I knew of a man who walked with empty hands, yet every step sounded heavy.
He carried conversations
that ended years ago,
arguments he finally won
in rooms that no longer existed.
I knew of a man who packed his childhood into adulthood
and called it wisdom, never realizing he was dragging fear into places it had never been invited.
He carried unanswered prayers like unpaid debts—
each “no” from God quietly rewriting his theology, until faith became cautious and hope learned to whisper.
I knew of a man who mistook emotional distance for spiritual maturity, built walls, baptized them as boundaries,
and wondered why love could not find him.
He carried shame so long it started introducing itself as his name.
Projected it onto God, imagining heaven disappointed, because disappointment was the only language he spoke to himself.

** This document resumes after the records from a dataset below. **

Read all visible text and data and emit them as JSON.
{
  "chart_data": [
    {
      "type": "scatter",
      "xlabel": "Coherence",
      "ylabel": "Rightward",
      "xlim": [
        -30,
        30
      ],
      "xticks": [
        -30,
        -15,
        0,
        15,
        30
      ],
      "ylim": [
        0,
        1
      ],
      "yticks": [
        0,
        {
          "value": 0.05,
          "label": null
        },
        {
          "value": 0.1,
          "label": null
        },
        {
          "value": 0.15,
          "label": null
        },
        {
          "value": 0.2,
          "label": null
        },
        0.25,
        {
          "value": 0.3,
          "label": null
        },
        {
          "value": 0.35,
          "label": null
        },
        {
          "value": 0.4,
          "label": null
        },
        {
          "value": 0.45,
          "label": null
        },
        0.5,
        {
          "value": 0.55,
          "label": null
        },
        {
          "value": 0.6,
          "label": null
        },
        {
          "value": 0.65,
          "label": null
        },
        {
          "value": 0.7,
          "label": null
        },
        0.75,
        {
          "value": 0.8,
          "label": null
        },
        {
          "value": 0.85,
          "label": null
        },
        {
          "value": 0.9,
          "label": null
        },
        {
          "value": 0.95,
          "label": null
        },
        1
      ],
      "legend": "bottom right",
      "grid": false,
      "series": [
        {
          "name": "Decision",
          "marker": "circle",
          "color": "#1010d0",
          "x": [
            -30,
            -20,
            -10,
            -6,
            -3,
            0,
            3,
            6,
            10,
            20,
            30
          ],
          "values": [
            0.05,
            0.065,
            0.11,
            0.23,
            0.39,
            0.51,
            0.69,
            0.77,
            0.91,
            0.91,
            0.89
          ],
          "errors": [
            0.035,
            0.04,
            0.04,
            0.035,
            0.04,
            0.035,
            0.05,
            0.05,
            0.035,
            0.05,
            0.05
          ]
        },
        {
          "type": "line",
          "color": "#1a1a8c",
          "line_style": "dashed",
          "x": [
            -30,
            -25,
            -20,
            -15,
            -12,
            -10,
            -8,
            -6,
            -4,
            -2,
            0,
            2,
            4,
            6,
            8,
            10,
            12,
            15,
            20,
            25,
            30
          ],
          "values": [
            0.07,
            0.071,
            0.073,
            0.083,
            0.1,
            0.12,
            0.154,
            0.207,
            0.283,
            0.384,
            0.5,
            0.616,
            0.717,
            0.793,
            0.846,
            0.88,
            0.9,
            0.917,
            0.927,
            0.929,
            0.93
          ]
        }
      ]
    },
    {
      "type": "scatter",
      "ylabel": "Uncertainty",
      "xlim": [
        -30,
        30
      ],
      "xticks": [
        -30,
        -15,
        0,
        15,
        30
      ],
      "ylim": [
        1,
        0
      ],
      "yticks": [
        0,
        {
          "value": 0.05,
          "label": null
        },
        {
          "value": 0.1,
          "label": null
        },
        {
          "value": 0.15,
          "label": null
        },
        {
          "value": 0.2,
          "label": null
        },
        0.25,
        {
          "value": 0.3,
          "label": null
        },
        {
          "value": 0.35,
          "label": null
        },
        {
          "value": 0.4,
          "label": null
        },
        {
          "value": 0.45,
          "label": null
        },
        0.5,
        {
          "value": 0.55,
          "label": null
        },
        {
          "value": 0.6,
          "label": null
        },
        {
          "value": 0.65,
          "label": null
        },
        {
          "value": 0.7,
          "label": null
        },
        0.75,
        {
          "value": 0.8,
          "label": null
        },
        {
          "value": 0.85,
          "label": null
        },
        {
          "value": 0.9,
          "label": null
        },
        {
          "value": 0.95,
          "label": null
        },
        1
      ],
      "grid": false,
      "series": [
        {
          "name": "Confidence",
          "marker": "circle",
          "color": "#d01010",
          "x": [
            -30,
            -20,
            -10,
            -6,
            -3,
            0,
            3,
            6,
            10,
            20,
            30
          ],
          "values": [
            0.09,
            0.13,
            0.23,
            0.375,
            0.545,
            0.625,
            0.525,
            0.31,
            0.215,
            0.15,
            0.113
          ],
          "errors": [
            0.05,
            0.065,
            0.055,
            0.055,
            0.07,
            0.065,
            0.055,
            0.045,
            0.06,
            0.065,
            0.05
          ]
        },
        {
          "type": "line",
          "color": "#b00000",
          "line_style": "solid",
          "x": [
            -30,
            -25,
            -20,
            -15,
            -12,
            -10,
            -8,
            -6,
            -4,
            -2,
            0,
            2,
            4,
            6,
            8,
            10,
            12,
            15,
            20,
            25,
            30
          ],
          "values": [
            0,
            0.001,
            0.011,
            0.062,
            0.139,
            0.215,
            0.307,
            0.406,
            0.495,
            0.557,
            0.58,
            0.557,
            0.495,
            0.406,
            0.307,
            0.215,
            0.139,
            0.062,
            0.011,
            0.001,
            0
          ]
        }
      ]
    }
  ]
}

I knew of a man who never met people as they were,
only as his wounds allowed.
Kindness felt suspicious.
Confidence felt threatening.
Mercy felt like a mistake
reserved for better men.
He carried Scripture without surrender, truth without tenderness, discipline without rest.
Quoted freedom while living overweight with control.
I knew of a man who prayed,
“Lord, make me stronger,”
when heaven was whispering,
“Lay it down.”
Because the burden was never the calling.
The weight was never the proof of faith.
What he refused to release
slowly began to lead him.
Then one day, he grew tired,
not of walking, but of carrying things he was never meant to survive with.
So he laid down the fear that said God was distant…
The shame that said love was conditional…
The past that demanded
to keep narrating his future…
And for the first time,
he felt light—not because the road changed, but because grace finally carried what he could not.
I knew of a man
who discovered the gospel was never “carry better,”
but “come to Me.”
And in laying it down,
he realized, it was never his strength that held him together.
It was mercy that had been carrying him all along.